January 12, 2022 • 4:58 am CST
(Precision Vaccinations)

Bloomberg Law confirmed on January 11, 2022, European Medicine Agency (EMA) regulators warned that frequent COVID-19 vaccinations could adversely affect the human immune response.

Boosters "can be done once, or maybe twice, but it's not something that we can think should be repeated constantly," Marco Cavaleri, the EMA head of biological health threats and vaccines strategy, said at a recent press briefing.

"We need to think about how we can transition from the current pandemic setting to a more endemic setting."

This EMA advice follows different tactics/advice announced by Israel, the United Kingdom (U.K.), and the World Health Organization, which stated on January 11, 2022, 'a vaccination strategy based on repeated booster doses of the original vaccine composition is unlikely to be appropriate or sustainable.'

In December 2021, Israel became the first country to administer a second booster, or fourth mRNA vaccination, to Israelis over the age of 60.

However, the U.K. stated there is no need for a second booster.

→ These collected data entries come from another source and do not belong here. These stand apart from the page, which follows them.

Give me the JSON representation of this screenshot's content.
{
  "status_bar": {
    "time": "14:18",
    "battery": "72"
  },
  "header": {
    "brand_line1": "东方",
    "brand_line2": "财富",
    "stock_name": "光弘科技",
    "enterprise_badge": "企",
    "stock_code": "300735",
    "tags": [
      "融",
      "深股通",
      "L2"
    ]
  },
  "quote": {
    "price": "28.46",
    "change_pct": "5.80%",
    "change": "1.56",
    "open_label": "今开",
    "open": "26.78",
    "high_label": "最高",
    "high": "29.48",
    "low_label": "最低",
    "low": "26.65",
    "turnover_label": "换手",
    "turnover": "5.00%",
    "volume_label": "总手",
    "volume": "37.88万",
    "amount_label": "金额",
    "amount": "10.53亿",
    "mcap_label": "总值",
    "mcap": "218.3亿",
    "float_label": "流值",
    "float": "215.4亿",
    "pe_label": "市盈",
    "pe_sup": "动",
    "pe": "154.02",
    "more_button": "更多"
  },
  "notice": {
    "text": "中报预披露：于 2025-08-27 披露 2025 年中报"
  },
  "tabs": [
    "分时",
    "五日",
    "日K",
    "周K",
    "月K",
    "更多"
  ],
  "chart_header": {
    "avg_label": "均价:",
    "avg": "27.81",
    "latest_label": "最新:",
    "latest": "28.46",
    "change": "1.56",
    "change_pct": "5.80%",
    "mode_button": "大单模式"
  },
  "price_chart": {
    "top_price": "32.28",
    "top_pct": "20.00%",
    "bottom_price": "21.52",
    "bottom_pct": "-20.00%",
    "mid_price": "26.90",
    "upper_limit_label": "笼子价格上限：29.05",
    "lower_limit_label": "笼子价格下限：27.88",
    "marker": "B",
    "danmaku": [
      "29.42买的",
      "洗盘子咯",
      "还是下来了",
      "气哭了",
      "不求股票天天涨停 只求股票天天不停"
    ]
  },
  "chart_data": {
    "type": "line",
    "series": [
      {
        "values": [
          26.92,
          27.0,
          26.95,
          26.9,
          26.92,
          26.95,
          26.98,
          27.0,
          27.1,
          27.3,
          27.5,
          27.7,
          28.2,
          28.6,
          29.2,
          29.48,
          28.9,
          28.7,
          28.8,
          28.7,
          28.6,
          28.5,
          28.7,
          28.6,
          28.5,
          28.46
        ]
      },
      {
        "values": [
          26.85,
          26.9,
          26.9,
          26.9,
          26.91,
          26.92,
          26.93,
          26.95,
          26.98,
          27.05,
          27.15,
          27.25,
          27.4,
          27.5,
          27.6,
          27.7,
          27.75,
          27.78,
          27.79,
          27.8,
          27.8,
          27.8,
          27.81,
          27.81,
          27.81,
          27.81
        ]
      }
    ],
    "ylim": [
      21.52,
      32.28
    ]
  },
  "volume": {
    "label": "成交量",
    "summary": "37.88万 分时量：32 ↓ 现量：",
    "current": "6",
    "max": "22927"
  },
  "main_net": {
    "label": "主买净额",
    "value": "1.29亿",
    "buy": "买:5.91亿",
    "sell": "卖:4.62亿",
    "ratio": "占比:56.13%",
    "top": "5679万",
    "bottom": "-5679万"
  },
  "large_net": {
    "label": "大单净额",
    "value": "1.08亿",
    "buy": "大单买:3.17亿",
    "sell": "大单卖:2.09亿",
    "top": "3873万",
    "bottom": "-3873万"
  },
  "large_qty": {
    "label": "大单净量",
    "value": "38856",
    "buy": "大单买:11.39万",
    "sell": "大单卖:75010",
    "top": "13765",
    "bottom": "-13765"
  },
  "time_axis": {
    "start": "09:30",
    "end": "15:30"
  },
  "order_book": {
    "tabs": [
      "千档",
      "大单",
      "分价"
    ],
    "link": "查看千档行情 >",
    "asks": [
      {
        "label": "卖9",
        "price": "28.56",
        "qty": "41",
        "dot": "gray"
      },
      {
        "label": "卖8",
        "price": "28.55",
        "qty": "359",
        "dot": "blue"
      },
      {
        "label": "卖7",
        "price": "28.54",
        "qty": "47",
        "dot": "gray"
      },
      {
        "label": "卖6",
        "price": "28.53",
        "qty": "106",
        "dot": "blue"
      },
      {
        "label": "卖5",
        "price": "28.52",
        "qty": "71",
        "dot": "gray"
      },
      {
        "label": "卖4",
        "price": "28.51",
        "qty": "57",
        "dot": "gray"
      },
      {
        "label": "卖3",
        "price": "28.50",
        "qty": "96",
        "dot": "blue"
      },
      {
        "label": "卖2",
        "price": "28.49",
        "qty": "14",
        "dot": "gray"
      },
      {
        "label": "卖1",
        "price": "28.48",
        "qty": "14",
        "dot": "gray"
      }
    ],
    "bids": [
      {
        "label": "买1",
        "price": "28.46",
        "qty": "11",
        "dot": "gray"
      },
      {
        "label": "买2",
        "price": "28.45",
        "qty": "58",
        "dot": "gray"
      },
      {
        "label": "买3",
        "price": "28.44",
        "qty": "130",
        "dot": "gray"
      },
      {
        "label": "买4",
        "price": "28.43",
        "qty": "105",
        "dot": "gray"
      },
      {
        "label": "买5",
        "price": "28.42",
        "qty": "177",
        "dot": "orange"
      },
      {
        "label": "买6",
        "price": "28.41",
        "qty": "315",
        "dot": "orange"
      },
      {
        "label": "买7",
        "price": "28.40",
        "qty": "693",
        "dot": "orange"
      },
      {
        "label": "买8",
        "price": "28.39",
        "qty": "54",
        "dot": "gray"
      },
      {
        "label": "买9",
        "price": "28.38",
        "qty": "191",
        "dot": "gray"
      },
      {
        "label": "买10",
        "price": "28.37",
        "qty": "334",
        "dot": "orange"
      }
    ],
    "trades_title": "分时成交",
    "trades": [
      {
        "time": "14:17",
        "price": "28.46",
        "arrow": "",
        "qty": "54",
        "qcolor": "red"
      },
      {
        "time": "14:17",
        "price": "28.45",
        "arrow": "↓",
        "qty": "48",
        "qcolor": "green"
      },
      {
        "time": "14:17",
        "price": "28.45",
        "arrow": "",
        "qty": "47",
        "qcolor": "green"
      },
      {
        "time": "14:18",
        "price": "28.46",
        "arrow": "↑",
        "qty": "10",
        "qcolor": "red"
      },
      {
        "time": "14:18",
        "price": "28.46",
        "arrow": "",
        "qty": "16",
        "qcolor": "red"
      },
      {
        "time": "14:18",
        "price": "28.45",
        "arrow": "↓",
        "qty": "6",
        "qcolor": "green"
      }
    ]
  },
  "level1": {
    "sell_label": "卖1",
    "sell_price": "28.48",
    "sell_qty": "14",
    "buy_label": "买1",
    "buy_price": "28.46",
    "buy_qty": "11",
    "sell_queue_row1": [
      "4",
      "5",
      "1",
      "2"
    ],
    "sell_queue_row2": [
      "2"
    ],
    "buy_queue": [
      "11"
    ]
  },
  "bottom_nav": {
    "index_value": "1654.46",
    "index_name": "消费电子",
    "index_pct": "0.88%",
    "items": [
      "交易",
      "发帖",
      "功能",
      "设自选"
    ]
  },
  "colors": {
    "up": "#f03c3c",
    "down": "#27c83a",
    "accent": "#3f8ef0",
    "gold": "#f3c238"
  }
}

The Joint Committee on Vaccination and Immunisation chair of COVID-19 immunization, Professor Wei Shen Lim, said in a media statement issued on January 7, 2022: 'The current data shows the booster dose continues to provide high levels of protection against severe disease, even for the most vulnerable older age groups.'

'For this reason, the committee has concluded there is no immediate need to introduce a second booster dose.'

In the U.S., the Food and Drug Administration recently amended the emergency use authorization for mRNA COVID-19 vaccines to shorten the time between completing a two-dose primary series of the vaccine and a booster dose to at least five months for individuals 18 years of age and older. 

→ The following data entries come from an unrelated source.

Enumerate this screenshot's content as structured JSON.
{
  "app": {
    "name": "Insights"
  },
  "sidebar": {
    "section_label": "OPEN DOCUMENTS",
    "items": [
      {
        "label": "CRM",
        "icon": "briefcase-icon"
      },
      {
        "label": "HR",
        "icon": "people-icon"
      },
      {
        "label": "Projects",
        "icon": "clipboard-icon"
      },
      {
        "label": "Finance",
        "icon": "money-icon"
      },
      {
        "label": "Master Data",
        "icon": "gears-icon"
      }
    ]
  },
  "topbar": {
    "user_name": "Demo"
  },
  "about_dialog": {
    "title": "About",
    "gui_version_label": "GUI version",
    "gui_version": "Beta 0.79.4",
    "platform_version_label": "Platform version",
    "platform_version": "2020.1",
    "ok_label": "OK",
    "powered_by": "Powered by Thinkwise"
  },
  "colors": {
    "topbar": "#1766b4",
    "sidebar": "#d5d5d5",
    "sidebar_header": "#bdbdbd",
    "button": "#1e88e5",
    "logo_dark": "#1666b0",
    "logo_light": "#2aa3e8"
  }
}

Peter Marks, M.D., Ph.D., director of the FDA's Center for Biologics Evaluation and Research, commented in a media statement, "We encourage everyone to get vaccinated—it's never too late to get your COVID-19 vaccine or booster." 

The EMA currently authorizes five COVID-19 vaccines. 

Maryland-based Novavax Inc.'s Nuvaxovid vaccine was recently authorized for adults in Europe.

The EMA is a decentralized agency of the European Union located in Amsterdam. It began operating in 1995 and is responsible for the scientific evaluation, supervision, and safety monitoring of medicines in Europe.